ATHENS – Wracked by austerity and beset by political instability, Greece has been hit so hard the last 5 1/2 years it ranks last among the European Union’s 28 countries on a social justice scale compiled by Germany’s Bertelsmann Foundation, which said that “the bailout package measures have aggravated existing social problems.”

The report put Greece below Romania and Bulgaria and a score of 3.61 points, far below the EU average of 5.63 points and far behind top-ranked Sweden at 7.23.

The index takes into account poverty prevention, equitable education, labor market access, social cohesion and non-discrimination, health and inter-generational justice, with Greece scoring below the 5-out-of-10 mark in every category and a particularly low 2.43 in poverty prevention.

Greeks have been put under pay cuts, tax hikes, slashed pensions and worker firings since successive governments began asking in 2010 for what turned into three bailouts of 326 billion euros ($357.86 billion) the country’s leaders said can’t be repaid even as they keep asking for more – that come with more brutal measures that created record unemployment, deep poverty and rising suicide rates.

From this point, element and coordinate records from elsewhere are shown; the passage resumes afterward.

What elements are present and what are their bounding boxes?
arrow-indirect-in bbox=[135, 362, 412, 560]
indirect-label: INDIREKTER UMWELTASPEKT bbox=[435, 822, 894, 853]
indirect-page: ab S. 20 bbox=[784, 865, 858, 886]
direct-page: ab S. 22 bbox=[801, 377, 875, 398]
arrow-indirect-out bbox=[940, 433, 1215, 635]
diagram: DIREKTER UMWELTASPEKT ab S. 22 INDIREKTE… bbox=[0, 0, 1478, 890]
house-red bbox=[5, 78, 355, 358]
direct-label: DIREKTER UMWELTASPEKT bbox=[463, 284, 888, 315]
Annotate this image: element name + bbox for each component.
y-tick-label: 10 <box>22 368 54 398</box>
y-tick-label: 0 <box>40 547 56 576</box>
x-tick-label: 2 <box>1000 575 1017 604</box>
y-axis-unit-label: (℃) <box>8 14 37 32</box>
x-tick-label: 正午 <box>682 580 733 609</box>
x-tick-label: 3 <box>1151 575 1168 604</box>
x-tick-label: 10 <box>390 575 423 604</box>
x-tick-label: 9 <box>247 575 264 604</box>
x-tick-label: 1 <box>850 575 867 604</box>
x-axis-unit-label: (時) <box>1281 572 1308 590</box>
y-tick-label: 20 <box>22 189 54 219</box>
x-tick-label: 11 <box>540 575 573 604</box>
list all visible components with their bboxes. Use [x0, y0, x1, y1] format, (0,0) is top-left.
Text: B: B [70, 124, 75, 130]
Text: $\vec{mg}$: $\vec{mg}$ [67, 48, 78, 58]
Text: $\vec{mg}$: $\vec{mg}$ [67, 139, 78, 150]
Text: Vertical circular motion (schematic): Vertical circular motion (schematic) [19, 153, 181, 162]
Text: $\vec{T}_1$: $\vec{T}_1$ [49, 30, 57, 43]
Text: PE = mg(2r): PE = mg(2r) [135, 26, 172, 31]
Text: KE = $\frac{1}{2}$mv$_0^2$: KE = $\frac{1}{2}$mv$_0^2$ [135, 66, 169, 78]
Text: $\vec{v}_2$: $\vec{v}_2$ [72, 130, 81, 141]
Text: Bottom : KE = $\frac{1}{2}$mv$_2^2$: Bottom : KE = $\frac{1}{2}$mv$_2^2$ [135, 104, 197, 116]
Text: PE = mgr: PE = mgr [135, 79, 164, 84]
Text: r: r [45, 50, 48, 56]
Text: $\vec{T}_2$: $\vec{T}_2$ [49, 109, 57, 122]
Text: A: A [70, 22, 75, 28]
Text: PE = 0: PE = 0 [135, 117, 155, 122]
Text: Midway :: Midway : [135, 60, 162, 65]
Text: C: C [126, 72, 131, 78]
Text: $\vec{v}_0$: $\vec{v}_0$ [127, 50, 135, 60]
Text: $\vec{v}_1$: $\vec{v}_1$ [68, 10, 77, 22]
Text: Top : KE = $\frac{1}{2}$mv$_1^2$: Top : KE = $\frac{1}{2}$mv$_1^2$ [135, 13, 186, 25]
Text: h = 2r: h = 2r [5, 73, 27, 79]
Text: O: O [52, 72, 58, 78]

The German non-profit foundation found that EU-wide, 27.9 percent of children and young people are threatened by poverty or social exclusion compared with 26.4 percent in 2007.

In the four countries that have been hit hardest by the crisis – Spain, Greece, Portugal and Italy – the combined rise is more than 5 percentage points, from 28.7 in 2007 to 33.8 percent, corresponding to 1.16 million children in these four countries alone.

In Greece, the percentage of the population that was found to be at risk of poverty or social exclusion rose to 36 from 34.6 percent in the 2014 index, underscoring, the report says, “the ongoing dramatic state of social affairs in the country.” It also found that the share of children and youth at risk of poverty and social exclusion has reached 36.7 percent from 35.4 percent last year. In Spain, this figure is at 35.8 percent and in Portugal 31.7 percent.

“Since the onset of the crisis, the share of those affected by severe material deprivation in (Greece) has nearly doubled and stands currently at a 21.5 percent,” the report adds, according to Kathimerini.

It noted that the rise has been particularly acute among seniors over the age of 65, where the percentage of people suffering material deprivation has risen to 15.5 from 13.7 in 2014.

On the upside, Greece still has the fourth-best score on the issue of healthy life expectancy. People in Greece can expect an average of 64.9 healthy life (or disability-free) years.

The study concludes that Greece “finds itself among the bottom five in all six dimensions that comprise this index and ranks last in three of these dimensions (labor market access, social cohesion and non-discrimination, and intergenerational justice).” It says that “the crisis has had a devastating effect on poverty and social exclusion,” adding that “the bailout package measures have aggravated existing social problems.”